Da sua figura, não muito alta, meus olhos, naquele tempo, recordo quanto era radioso o seu semblante de onde parecia emanar paixão e tudo quanto dele conhecemos. Nada foi um acaso. Bem-haja!

Samuel Vieira

De Isabel de Deus a 21.07.2012 às 15:23

Recebi o maior elogio de toda a minha vida profissional, quando um aluno me disse que as minhas aulas lembravam os programas de José Hermano Saraiva. Modestamente reconhecendo o abismo que me separa dele em erudição e muitos outros parâmetros, fiquei feliz. Ainda ontem lhe admirei a sinceridade com que respondeu a um jornalista que lhe tinha perguntado se era bom ter 92 anos. A resposta foi sonora e imediata: NÃO! Depois explicou que não pode ser bom ver-se a perder faculdades e pessoas queridas. Mais uma grande lição! Espero que tenha recuperado tudo o que perdera e chegado a um mundo melhor.Quem me dera ter disso a certeza!

De Nuno Castelo-Branco a 21.07.2012 às 21:12

Dei-me ao trabalho de coçar a minha proverbial preguiça e fui dar uma espreitadela aos blogs dos "humanistas da esquerda". O regozijo pela morte de JHS é tão palpável como o descarado estalinismo iezhovista que propalam sem nojo e vergonha. Lembrei-me logo do foguetório atirado ao ar pelos autarcas "APU" da Câmara Municipal de Vila Franca de Xira, precisamente naquela noite de Dezembro de 1980, a invernosa noite de Camarate. Mas, convenhamos, eles são sinceros. Ssabemos que com eles no poder, contaremos o desfiar da vida por dias ou meses. Ali não há lugar para evoluções, novos caminhos, regenerações e muito menos ainda, rupturas. Vivem alegremente no seu trogloditismo de antanho.

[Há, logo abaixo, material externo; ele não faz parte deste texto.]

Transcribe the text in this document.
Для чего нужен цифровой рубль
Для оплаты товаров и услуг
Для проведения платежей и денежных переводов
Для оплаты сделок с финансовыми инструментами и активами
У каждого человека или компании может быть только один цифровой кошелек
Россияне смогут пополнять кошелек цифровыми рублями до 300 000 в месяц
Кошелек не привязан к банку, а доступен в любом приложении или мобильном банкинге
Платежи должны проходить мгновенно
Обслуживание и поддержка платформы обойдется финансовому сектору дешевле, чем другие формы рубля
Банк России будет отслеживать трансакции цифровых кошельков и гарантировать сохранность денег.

De António Viriato a 22.07.2012 às 01:32

Apreciei o depoimento, condigno com a figura ora desaparecida, um homem de forte personalidade, no essencial, bom e dotado de um enorme poder de comunicação, que encontrou na História o seu terreno de eleição para animar os Portugueses, reconciliando-os com a sua História, os seus Heróis e as suas Tradições. Só por isso, já mereceria a nossa consideração.

De S.Guimarães a 22.07.2012 às 16:05

José Hermano Saraiva,foi um Homem com um perfil extraordinário, tendo por esse facto passado incólume de todas as "tratantadas" dos novos senhores da política.
Homem leal, nunca precisou de se arvorar em novo-democrata como tantos outros, que necessitaram desse estatuto para se "amesendarem" no conforto do politicamente correcto. Contador de historias genial, improvisador por excelência, JHS até em feliz coincidência, tem nas iniciais do seu nome algo de sagrado. Homem de cultura ímpar, sempre me fascinou, a sua morte deixou-me pesaroso, tanto como se fora um parente que vi partir.
Sinto que Portugal perde um dos melhores Homens da cultura dos últimos dois séculos.
Aqui lhe presto com o devido respeito, o preito da minha admiração e homenagem.